The English Civil War has yet to end in two places: Northern
Ireland, where it was still being fought with "pike and gun"
until yesterday, and America, where its opposing theologies
spread with the white invader across the continent. The first
case lies outside this book, and the two have grown very
different over time, but what they share is an archaic
parochialism. In Ulster the war against "popery" thrived in the
old style for ethnic reasons. In America it found new bones of
contention, transforming itself from a fight among Christians
into a cultural war between fundamentalism and humanism, faith
and evidence, Jehovah and Darwin. "The narrow conservatism and
religious bigotry of the Bible Belt," Leland Baldwin pointed out
in 1981, "are the creation of forces that emerged from the
decaying corpse of Puritanism."
(Well "no God" or "no religious belief in God and the Bible" is
certainly at odds with God and the Bible." How the Christian side
desides to fight the battle against the world of no God and no
Bible, is the important theology question, which Jesus gives the
clear answer - no force, no killing, just a steady preaching of
the Gospel - Keith Hunt)
Modern America's kulturkampf, like seventeenth-century Britain's,
is a war between regions and classes: between the sophisticated
internationalism of the seaboard and the parochial extremism of
the inland "backwoods." Ironically, Harvard College, founded by
Puritans in 1636, has become one of the world's great seats of
learning, while peculiar institutions such as Jerry Falwell's
Liberty University of Lynchburg, Virginia, nourish a mindset that
the ghost of Cotton Mather might applaud.
(And BOTH are "out to lunch" - BOTH are as deceived as each
other.

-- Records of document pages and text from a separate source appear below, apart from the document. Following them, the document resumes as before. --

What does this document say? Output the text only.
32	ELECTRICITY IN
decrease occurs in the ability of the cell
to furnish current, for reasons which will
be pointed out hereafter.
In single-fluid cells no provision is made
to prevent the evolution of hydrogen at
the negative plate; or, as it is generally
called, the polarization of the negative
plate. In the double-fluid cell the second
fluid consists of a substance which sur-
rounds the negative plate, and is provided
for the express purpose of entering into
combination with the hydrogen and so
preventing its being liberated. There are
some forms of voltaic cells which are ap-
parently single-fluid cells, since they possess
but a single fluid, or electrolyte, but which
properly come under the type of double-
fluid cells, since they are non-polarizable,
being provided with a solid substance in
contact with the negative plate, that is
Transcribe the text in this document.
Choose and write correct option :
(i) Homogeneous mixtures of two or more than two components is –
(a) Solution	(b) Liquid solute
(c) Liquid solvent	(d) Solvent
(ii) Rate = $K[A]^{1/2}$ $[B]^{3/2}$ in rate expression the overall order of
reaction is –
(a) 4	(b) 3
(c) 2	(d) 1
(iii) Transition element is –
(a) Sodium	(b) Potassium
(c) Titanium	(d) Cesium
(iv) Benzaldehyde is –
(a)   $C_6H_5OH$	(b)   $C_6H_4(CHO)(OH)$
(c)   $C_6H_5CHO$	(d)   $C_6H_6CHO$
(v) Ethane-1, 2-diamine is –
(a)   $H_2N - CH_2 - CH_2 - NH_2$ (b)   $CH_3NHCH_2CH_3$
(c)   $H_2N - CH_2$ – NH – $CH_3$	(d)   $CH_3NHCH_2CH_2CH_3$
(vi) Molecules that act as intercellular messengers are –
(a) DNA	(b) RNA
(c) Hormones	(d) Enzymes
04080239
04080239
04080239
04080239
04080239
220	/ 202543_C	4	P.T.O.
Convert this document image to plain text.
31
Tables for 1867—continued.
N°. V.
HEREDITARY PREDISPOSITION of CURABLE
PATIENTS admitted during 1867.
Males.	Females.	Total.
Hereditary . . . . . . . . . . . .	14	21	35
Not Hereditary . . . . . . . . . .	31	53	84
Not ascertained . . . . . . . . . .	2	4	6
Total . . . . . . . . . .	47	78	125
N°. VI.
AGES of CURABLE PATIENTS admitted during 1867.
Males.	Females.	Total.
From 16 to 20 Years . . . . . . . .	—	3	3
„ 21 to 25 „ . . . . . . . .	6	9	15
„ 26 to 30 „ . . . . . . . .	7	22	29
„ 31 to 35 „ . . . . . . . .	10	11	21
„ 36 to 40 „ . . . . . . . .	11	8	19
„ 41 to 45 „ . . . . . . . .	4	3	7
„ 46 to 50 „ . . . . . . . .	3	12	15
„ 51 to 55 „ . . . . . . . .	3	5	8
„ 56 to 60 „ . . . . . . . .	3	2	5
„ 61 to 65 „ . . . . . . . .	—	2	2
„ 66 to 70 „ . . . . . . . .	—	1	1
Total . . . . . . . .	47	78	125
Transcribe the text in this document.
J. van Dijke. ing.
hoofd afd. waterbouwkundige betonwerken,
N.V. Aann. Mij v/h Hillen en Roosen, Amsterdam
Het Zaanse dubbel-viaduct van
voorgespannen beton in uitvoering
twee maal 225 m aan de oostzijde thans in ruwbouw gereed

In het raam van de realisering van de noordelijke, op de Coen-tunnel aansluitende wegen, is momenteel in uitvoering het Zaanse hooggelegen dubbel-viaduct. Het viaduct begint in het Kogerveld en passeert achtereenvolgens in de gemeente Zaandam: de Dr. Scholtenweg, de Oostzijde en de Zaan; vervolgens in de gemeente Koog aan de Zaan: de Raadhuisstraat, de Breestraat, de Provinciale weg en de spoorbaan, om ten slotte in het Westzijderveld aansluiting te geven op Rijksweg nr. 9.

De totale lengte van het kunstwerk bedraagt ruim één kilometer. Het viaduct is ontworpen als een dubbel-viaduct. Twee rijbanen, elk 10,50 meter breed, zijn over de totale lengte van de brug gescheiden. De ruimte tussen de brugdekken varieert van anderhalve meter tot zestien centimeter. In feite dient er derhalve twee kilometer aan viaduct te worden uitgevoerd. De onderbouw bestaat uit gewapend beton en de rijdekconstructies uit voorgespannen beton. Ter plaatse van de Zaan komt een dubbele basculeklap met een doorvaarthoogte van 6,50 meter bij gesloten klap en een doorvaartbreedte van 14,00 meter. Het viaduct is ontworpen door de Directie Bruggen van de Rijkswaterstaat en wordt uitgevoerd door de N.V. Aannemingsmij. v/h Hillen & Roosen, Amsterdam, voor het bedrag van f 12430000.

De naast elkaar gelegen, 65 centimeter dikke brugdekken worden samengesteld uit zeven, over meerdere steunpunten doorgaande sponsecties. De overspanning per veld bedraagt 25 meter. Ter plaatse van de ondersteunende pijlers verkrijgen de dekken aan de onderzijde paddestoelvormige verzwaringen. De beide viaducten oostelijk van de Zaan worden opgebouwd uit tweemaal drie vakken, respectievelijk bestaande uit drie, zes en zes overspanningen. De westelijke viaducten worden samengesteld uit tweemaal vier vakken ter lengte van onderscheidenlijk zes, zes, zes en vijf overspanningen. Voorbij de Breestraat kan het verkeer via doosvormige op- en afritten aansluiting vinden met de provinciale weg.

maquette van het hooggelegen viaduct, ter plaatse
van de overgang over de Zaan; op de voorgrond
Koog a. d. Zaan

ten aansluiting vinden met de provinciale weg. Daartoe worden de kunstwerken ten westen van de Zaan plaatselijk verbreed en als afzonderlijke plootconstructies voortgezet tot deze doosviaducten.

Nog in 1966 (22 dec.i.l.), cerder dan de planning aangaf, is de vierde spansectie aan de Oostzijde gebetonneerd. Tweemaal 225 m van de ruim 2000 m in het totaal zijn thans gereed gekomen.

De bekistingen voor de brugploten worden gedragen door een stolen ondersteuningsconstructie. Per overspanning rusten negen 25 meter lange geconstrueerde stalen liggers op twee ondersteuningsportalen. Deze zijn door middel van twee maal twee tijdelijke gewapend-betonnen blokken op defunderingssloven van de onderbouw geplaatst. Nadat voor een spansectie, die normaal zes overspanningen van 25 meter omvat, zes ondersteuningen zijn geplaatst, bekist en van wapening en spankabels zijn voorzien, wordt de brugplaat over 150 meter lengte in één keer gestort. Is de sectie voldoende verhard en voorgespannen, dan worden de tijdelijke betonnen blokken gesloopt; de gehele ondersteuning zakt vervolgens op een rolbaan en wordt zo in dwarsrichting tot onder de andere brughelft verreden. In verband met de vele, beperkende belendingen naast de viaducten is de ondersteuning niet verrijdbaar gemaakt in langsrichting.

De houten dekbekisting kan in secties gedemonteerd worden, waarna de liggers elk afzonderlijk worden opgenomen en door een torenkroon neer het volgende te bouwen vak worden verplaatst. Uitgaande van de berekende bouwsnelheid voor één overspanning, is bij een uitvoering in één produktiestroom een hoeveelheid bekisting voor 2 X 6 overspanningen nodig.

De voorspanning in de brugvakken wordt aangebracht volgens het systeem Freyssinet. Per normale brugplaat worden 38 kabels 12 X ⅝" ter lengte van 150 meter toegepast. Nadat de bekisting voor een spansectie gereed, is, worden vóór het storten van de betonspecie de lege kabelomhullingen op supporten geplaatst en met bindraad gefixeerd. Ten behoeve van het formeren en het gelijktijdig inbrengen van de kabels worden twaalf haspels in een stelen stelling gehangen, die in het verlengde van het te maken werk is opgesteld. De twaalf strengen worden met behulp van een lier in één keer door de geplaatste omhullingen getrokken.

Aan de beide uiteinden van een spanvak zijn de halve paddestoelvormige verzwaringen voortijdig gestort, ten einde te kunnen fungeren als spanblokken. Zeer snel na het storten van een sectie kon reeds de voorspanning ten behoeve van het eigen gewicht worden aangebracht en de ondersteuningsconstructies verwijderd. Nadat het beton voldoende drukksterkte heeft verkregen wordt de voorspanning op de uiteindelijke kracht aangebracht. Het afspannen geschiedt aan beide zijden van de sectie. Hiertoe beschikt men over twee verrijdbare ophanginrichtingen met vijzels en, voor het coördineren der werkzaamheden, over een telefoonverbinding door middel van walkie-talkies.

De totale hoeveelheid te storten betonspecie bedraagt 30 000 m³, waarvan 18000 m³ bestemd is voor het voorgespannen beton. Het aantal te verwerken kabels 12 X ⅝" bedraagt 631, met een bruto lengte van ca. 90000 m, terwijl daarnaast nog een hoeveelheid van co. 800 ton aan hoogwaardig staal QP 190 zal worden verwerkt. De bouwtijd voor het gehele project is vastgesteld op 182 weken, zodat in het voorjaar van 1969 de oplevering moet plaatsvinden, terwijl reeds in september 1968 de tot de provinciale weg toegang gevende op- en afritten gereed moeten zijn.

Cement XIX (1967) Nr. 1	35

One is the falsehood of modern "no God no Bible" and the
other is the falsehood of "deceived Christianity" - Keith Hunt)
At first, America had been only a refuge for the Puritans, a far
away place in which to follow their beliefs in isolation. But the
"Soldiers on Christ's side" were nothing if not fighters, and
they soon took the chance to expand at the cost of nonChristian
neighbours ill-equipped to resist. "Ask of me, and I shall give
thee the heathen for thine inheritance," sang the Psalmist, "and
the uttermost parts of the earth for thy possession. Thou shalt
break them with a rod of iron."
...........
Oh how the Scriptures have been used by deceived so-called
Christians down through the centuries. They were so deceived many
of those "Christians" took up the sword to wound and kill -
conquering in the name of Christ, going forth in a way that the
Lord had never sent them.
TRULY AMERICA, YOU WERE FOUNDED UPON FALSE THEOLOGY, FOUNDED UPON
VIOLENCE, YOU TOOK IN A WAY THAT GOD NEVER INTENDED. YES YOU WERE
INTENDED TO HAVE NORTH ANERICA, BUT GOD NEVER WANTED YOU TO TAKE
IT THROUGH VIOLENCE. YOU COULD HAVE HAD IT IN LOVE AND PEACE AND
THE CORRECT WAY TO READ THE BIBLE. YOU AS A PEOPLE HAVE BEEN LED
ASTRAY FROM THE BEGINNING. YOU WERE NOT REALLY FOUNDED UPON "IN
GOD WE TRUST" - YOU WERE FOUNDED UPON LIES, DECEIT, HATE,
KILLING, PLUNDER, WAR, VIOLENCE, SELFISHNESS, GREED, AND ALL THAT
IS DECEPTION. YOU HAVE NEVER REALLY BEEN ON GOD'S SIDE. YOU ARE
NOT ON HIS SIDE TODAY. WHAT LITTLE BIBLE TRUTH YOU HAD YOU HAVE
NOW FULLY REJECTED, AND SO GOD HAS REJECTED YOU. HE WILL NEED TO
PUNISH YOU, TO BRING YOU TO YOUR KNEES IN FULL DESTRUCTION, SO
THEN YOU WILL CRY OUT TO HIM IN DEEP AND TRUE REPENTANCE FOR ALL
YOUR SINS AND WICKEDNESS.
ALL THAT YOU HAVE GOTTEN IN THE WAY GOD NEVER INTENDED YOU TO
HAVE IT, WILL BE TAKEN AWAY FROM YOU. HIS HAND HAS ALREADY BEEN
TAKEN AWAY FROM YOU, AND SO EVEN NATURE ITSELF IS AGAINST YOU
MORE AND MORE.
IT IS TIME TO PREPARE TO MEET THY GOD LANDS OF ISRAEL.
TO HIM THAT HAS AN EAR TO HEAR WITH, LET HIM HEAR!!!